Ponciá Vicêncio: as marcas da escravidão no Brasil
Em “Ponciá Vicêncio”, Conceição Evaristo retrata a vida de uma menina-mulher negra, descendente de escravos, cuja família ainda vive nas terras do/próximas a seus antigos senhores e dos quais inclusive carregam o sobrenome. “O tempo passou deixando a marca daqueles que se fizeram donos das terras e dos homens”, diz a autora.
O livro retrata a realidade da abolição da escravatura no Brasil, realizada sem nenhum tipo de compensação para os ex-escravos e com a manutenção de diversas relações serviçais. O livro ainda trata da grilagem dos ex-senhores em cima das terras dos negros e como os brancos se aproveitam do fato de os negros não saberem ler. Tal herança é presente ainda nos dias de hoje, não no livro de Conceição Evaristo, mas na vida real.
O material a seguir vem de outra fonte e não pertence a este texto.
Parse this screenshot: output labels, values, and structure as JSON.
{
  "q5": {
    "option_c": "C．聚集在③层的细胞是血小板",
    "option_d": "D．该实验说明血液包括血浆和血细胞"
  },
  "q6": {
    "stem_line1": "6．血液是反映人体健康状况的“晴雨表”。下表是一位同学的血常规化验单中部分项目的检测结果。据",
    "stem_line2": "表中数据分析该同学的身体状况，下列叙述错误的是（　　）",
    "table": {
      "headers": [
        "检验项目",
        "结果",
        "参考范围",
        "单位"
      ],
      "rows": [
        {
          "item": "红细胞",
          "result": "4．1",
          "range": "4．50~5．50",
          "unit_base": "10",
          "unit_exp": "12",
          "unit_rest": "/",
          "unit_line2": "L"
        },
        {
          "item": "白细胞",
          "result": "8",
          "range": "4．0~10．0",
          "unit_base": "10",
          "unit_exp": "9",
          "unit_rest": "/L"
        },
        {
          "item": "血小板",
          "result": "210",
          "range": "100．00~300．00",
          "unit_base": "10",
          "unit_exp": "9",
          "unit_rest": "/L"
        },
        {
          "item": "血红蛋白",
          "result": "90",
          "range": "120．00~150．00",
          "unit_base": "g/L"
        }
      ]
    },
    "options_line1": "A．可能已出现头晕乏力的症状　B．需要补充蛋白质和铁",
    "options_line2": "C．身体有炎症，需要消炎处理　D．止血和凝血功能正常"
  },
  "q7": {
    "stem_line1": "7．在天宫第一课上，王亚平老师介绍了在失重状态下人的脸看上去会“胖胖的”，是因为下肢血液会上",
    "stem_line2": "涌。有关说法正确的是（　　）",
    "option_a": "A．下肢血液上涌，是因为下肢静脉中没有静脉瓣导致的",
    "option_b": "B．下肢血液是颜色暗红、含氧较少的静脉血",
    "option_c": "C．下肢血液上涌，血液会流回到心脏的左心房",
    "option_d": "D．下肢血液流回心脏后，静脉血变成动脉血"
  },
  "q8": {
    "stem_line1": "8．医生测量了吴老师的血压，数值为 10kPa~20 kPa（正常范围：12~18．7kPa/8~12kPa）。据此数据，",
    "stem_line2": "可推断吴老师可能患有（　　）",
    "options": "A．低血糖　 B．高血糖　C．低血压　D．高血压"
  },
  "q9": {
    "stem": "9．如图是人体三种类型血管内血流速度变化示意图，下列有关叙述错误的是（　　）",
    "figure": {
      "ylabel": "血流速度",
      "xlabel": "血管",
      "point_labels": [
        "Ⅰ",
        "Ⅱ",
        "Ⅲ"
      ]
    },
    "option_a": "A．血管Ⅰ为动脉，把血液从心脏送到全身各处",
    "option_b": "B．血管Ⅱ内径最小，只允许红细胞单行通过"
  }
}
Para se libertar da vida da servidão no campo, a menina Ponciá decide tentar a vida na cidade:
“Quando Ponciá Vicêncio resolveu sair do povoado onde nascera, a decisão chegou forte e repentina. Estava cansada de tudo ali. De trabalhar com o barro com a mãe, de ir e vir às terras dos brancos e voltar de mãos vazias. De ver as terras dos negros cobertas de plantações, cuidadas pelas mulheres e crianças, pois os homens gastavam a vida trabalhando nas terras dos senhores, e depois a maior parte das colheitas ser entregue aos coronéis. Cansada da luta insana, sem glória, a que todos se entregavam para amanhecer cada dia mais pobres, enquanto alguns conseguiam enriquecer a todos os dias. Ela acreditava que poderia traçar outros caminhos, inventar uma vida nova” (:30).
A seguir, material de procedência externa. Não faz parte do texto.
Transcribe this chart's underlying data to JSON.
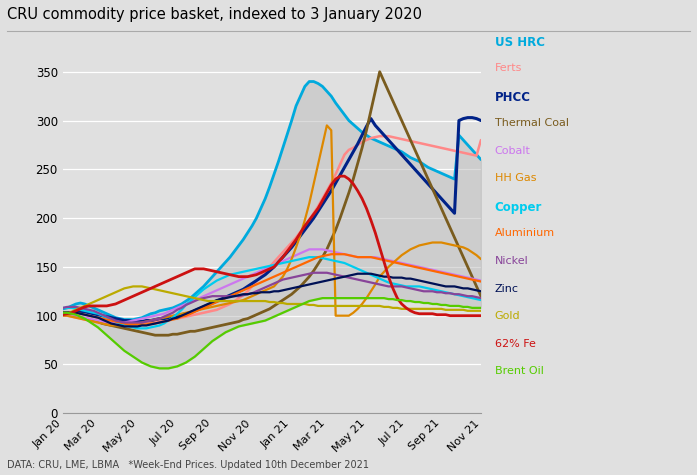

Na cidade, a realidade da pobreza, da solidão, da violência e da falta de sentido mostram que Ponciá não consegue se libertar do passado, representado pelo avô que trazia em si a angústia de ser escravo, o que o levou à loucura. Na linha do que ocorreu com o avô, Ponciá afirma que era bom mesmo que todos os seus filhos tivessem morrido ainda bebês, para não terem a mesma sorte das crianças que conhece em seu entorno, que viviam na miséria, pois
“A vida escrava continuava até os dias de hoje. Sim, ela era escrava também. Escrava de uma condição de vida que se repetia. Escrava do desespero, da falta de esperança, da impossibilidade de travar novas batalhas, de organizar novos quilombos, de inventar outra e nova vida” (:72).
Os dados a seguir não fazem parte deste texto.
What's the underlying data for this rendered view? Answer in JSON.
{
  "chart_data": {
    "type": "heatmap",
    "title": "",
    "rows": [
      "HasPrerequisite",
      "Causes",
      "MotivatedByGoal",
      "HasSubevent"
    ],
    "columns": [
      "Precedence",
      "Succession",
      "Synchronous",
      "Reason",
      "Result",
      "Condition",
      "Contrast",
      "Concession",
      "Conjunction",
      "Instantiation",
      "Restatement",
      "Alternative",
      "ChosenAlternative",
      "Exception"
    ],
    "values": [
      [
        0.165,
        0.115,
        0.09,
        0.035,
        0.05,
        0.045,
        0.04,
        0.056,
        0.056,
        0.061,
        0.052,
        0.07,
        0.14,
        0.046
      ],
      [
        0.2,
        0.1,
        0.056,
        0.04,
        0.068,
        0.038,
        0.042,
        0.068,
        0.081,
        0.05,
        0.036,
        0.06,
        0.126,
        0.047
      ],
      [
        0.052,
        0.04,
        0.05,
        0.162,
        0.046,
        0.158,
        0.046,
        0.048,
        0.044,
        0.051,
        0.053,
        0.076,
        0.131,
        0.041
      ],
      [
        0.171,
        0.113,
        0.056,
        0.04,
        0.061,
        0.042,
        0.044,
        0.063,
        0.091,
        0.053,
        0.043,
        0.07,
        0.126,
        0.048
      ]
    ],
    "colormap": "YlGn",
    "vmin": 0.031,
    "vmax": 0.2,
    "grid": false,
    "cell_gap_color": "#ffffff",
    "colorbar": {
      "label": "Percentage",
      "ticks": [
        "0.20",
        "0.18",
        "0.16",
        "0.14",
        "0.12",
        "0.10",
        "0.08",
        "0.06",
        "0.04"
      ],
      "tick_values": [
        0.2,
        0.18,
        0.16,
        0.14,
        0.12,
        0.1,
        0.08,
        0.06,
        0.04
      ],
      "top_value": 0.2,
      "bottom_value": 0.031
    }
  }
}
Outro personagem importante é Luandi, irmão de Ponciá, cujo ideal é ser soldado para “mandar. Prender. Bater. Queria ter a voz alta e forte como a dos brancos”. Luandi fica na dúvida caso houvesse uma guerra entre pretos e brancos ou entre ricos e pobres: “Se tivesse uma guerra dessas, de que lado ficaria?” Mas o Luandi sedento por ter voz de mando recebe um alerta da sábia Nêngua Kainda: “Se a voz de Luandi não fosse o eco encompridado de outras vozes-irmãs sofridas, a fala dele nem no deserto cairia. Poderia sim, ser peia, areia nos olhos dele, chicote que ele levantaria contra os corpos dos seus”…
O texto, ainda que ficção, traz uma poderosa reflexão sobre como a escravidão moldou e ainda molda a sociedade brasileira.
“Ponciá Vicêncio” foi publicado pela Editora Mazza em 2003 e ganhou novas edições ao longo dos anos, sendo a última da Editora Pallas, em 2017, na qual nos baseamos para esse texto.